The myopia resolution highlighted the need to shift the approach of optometry to address myopia as more than a simple refractive error. Additionally, it defined the evidence-based standard of myopia care as focusing on three main components: mitigation, measurement, and management.
The next step was to develop resources that would support optometry’s response to myopia. Our approach was different from many myopia management resources available, in that the focus was to change behaviour rather than just inform the eye care practitioner.
To do this, the objective was to distil complex information into easy-to-read, action-oriented tools.

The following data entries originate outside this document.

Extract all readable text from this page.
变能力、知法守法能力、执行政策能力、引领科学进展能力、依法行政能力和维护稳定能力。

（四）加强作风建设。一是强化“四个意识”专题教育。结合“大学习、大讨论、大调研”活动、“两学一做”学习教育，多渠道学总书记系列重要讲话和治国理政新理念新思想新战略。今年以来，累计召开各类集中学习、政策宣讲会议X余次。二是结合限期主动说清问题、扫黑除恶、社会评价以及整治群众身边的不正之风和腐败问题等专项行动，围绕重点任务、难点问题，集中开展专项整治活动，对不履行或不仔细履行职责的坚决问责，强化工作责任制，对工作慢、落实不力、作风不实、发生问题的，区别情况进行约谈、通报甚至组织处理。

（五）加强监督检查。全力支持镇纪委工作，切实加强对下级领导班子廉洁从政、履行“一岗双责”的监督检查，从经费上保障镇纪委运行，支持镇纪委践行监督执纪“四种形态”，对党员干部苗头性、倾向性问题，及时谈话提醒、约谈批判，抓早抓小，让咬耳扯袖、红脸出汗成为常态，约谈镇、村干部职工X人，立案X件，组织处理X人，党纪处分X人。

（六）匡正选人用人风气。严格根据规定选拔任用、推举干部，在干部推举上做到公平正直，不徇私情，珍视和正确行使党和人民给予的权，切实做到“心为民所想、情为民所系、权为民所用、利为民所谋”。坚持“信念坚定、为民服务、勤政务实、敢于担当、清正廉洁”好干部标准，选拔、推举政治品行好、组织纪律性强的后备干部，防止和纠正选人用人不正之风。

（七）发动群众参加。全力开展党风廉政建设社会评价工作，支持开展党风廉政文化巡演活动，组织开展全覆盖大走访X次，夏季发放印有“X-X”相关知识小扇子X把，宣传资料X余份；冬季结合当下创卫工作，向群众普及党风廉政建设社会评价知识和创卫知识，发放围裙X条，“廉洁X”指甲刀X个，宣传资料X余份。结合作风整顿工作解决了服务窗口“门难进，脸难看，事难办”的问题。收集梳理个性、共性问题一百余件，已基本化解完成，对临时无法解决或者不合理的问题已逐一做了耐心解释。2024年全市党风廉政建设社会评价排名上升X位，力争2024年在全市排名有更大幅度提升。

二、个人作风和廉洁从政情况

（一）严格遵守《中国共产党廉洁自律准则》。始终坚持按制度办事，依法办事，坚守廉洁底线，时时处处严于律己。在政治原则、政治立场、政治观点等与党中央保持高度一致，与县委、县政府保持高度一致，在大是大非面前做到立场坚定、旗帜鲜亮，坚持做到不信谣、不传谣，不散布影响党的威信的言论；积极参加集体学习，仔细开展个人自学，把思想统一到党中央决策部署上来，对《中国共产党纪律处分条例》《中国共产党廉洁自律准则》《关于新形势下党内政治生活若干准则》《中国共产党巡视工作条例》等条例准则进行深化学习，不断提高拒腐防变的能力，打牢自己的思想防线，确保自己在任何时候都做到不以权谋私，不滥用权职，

As a result, the tools developed are globally applicable with resources reflecting the fact that not all interventions are available to all, thus guiding the eye care practitioner to come to a myopia management plan that works for their practice.

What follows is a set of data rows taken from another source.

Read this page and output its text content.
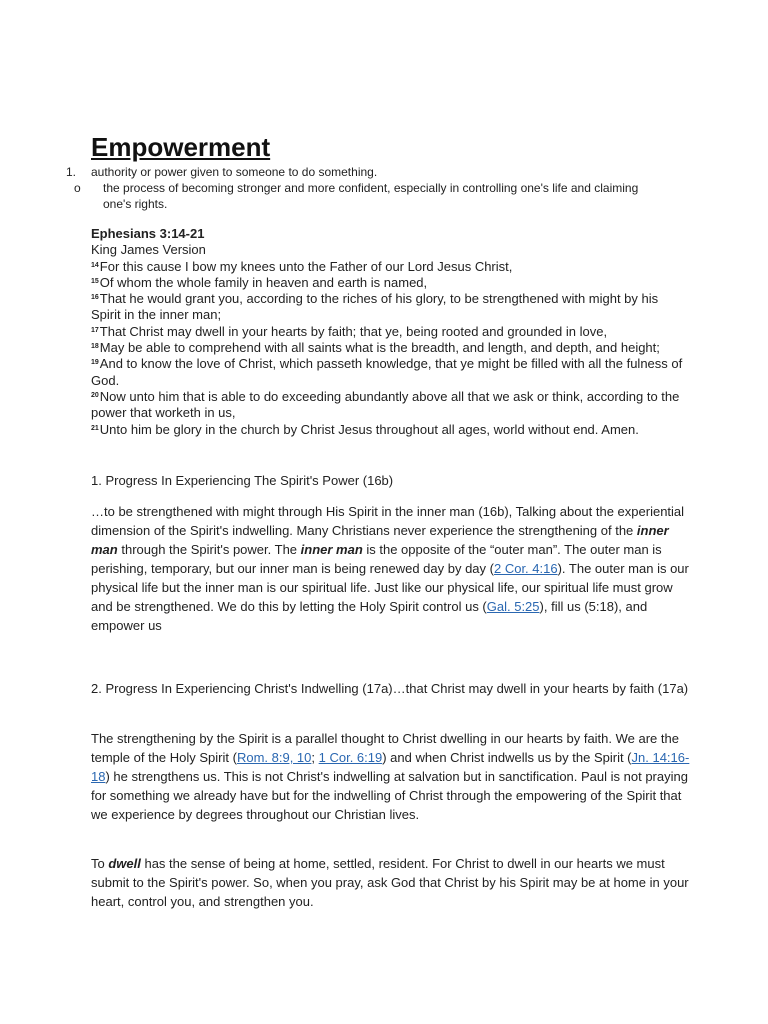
Empowerment
1. authority or power given to someone to do something.
o the process of becoming stronger and more confident, especially in controlling one's life and claiming one's rights.
Ephesians 3:14-21
King James Version
$^{14}$For this cause I bow my knees unto the Father of our Lord Jesus Christ,
$^{15}$Of whom the whole family in heaven and earth is named,
$^{16}$That he would grant you, according to the riches of his glory, to be strengthened with might by his Spirit in the inner man;
$^{17}$That Christ may dwell in your hearts by faith; that ye, being rooted and grounded in love,
$^{18}$May be able to comprehend with all saints what is the breadth, and length, and depth, and height;
$^{19}$And to know the love of Christ, which passeth knowledge, that ye might be filled with all the fulness of God.
$^{20}$Now unto him that is able to do exceeding abundantly above all that we ask or think, according to the power that worketh in us,
$^{21}$Unto him be glory in the church by Christ Jesus throughout all ages, world without end. Amen.
1. Progress In Experiencing The Spirit's Power (16b)
…to be strengthened with might through His Spirit in the inner man (16b), Talking about the experiential dimension of the Spirit's indwelling. Many Christians never experience the strengthening of the inner man through the Spirit's power. The inner man is the opposite of the “outer man”. The outer man is perishing, temporary, but our inner man is being renewed day by day (2 Cor. 4:16). The outer man is our physical life but the inner man is our spiritual life. Just like our physical life, our spiritual life must grow and be strengthened. We do this by letting the Holy Spirit control us (Gal. 5:25), fill us (5:18), and empower us
2. Progress In Experiencing Christ's Indwelling (17a)…that Christ may dwell in your hearts by faith (17a)
The strengthening by the Spirit is a parallel thought to Christ dwelling in our hearts by faith. We are the temple of the Holy Spirit (Rom. 8:9, 10; 1 Cor. 6:19) and when Christ indwells us by the Spirit (Jn. 14:16-18) he strengthens us. This is not Christ's indwelling at salvation but in sanctification. Paul is not praying for something we already have but for the indwelling of Christ through the empowering of the Spirit that we experience by degrees throughout our Christian lives.
To dwell has the sense of being at home, settled, resident. For Christ to dwell in our hearts we must submit to the Spirit's power. So, when you pray, ask God that Christ by his Spirit may be at home in your heart, control you, and strengthen you.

This led to the development of Myopia Moments – six single-page documents to assist clinicians in understanding the risk factors for myopia, what they can do to help delay the development of myopia, and when to intervene. Additionally, Myopia Moments present and explain various options for intervention and make appropriate recommendations for patients. More clinical interventions are in development and the goal is to maintain tools that represent current research outcomes.
The hope is that any eye care practitioner, regardless of their skillset, available equipment, and patient profile, is able to gain something of value from this initiative, and adapt myopia management as a standard of care.
Our team is currently working on a new series of Myopia Moments, touching on a number of hot topics in the myopia management space, such as how to identify pre-myopic children and appropriate care for the many untreated myopes we see in our clinics now, and those who will continue to visit in the coming years. We are also looking at a number of engaging patient and parent tools that the eye care practitioner can use to introduce myopia as a condition, communicate strategies to delay onset, and introduce treatments.
A FAR REACHING PLAN
Our hope is that this work results in optometrists, and other eye care professionals, becoming aware of the importance of myopia management and shifting how they approach myopia in their practice, with the goal of working together to slow this epidemic. The days of just correcting the refractive error are in the past. Both WCO and CooperVision plan to continue to collaborate and work together in this area far into the future, as more evidence emerges and treatment regimens evolve.
Dr Sandra S. Block, M.Ed., MPH, FAAO, FCOVD, is Professor Emeritus, Illinois College of Optometry; President-Elect, World Council of Optometry; and Global Clinical Advisor for the Special Olympics Opening Eyes program.
Dr Susan Cooper FAAO, is the World Council of Optometry Managing Director, WCO Past President, and Chair of Optometry Giving Sight in Canada.